Вероника достала из шуфлядки банку, чистой ложкой взяла из нее немного меда, положила себе в чашку и вышла из кухни.
То ли мед помог, то ли Талмуд – она уснула мертвым сном.
По средам Лазарь Соломонович принимал пациентов в больнице, и Вероника работала с ним там же. Из-за ночного своего пробуждения она почти проспала утром, оделась второпях и собиралась уйти без завтрака, но Яша заметил, что она идет из своей комнаты прямо к лестнице, остановил ее, и пришлось зайти в столовую, где завтрак дожидался под салфеткой.
Обо всем случившемся в ЧК Яше договорились не рассказывать. Белла Абрамовна считала, что он может повести себя неразумно, во всяком случае это будет для него сильным потрясением, и в любом случае ему нет необходимости об этом знать.
Почему Вероника снова живет у них, Яша, вернувшись из командировки, не спросил. Первое время он вообще смотрел на нее так, словно она могла исчезнуть в любую минуту, и лишь через месяц все вернулось в обычное русло. Для него, конечно, – для нее это и через полгода не стало так.

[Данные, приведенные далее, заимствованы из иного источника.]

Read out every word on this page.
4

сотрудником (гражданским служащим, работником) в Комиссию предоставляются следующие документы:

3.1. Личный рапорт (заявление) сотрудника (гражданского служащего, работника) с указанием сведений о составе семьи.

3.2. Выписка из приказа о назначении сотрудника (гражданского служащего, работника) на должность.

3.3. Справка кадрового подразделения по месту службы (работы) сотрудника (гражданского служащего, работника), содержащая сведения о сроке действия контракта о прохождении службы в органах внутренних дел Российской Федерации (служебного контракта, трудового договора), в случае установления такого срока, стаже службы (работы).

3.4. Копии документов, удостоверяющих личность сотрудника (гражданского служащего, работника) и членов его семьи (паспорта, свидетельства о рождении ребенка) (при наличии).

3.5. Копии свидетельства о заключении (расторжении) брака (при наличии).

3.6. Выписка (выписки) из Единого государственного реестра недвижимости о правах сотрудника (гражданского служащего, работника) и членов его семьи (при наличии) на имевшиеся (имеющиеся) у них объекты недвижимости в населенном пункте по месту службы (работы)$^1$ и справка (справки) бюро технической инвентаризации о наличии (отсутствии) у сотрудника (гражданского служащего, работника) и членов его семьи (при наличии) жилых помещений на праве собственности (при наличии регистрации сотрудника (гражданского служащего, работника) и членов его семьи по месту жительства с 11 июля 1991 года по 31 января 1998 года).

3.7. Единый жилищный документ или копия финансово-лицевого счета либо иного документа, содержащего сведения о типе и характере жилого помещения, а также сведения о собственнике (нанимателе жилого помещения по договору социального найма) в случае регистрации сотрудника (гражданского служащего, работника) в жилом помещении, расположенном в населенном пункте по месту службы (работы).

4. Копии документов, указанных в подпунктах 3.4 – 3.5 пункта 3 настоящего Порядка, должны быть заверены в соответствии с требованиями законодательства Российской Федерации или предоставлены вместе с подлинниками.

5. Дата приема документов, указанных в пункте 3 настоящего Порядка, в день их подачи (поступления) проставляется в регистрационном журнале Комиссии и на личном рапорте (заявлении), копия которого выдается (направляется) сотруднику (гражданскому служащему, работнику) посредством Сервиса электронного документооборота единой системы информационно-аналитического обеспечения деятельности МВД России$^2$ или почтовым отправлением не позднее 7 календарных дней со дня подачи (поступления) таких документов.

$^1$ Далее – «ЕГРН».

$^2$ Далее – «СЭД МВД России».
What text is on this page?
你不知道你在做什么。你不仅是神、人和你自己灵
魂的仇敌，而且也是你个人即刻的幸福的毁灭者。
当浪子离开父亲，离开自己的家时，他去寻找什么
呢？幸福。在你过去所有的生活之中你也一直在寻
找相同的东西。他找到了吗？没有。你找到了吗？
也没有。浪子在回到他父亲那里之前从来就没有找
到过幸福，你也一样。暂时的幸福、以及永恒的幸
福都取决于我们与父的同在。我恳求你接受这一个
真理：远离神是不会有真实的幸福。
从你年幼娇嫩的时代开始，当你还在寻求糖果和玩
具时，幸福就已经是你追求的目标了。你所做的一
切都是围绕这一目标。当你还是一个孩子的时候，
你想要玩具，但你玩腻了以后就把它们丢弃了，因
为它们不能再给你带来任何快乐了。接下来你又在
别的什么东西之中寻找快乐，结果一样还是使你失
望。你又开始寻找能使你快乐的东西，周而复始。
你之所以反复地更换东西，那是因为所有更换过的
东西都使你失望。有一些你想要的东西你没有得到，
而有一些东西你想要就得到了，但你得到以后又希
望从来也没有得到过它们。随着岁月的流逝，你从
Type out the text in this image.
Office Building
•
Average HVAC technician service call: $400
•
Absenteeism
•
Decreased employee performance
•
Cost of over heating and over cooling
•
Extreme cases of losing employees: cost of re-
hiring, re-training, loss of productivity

Февраль, лютый месяц, накрыл город метелями. В бессветных утренних сумерках Веронику несло по тротуару, будто отломленную от дерева ветку. В какой-то момент ей показалось, что сейчас она не просто заскользит на ледяной дорожке, а взовьется с нее прямо в небо. И тут же ветер сменил направление, ударил ее в бок, раскрутил волчком, она ахнула, поняла, что падает… И в то же мгновенье почувствовала, что стоит на ногах твердо, будто и нет никакого ветра.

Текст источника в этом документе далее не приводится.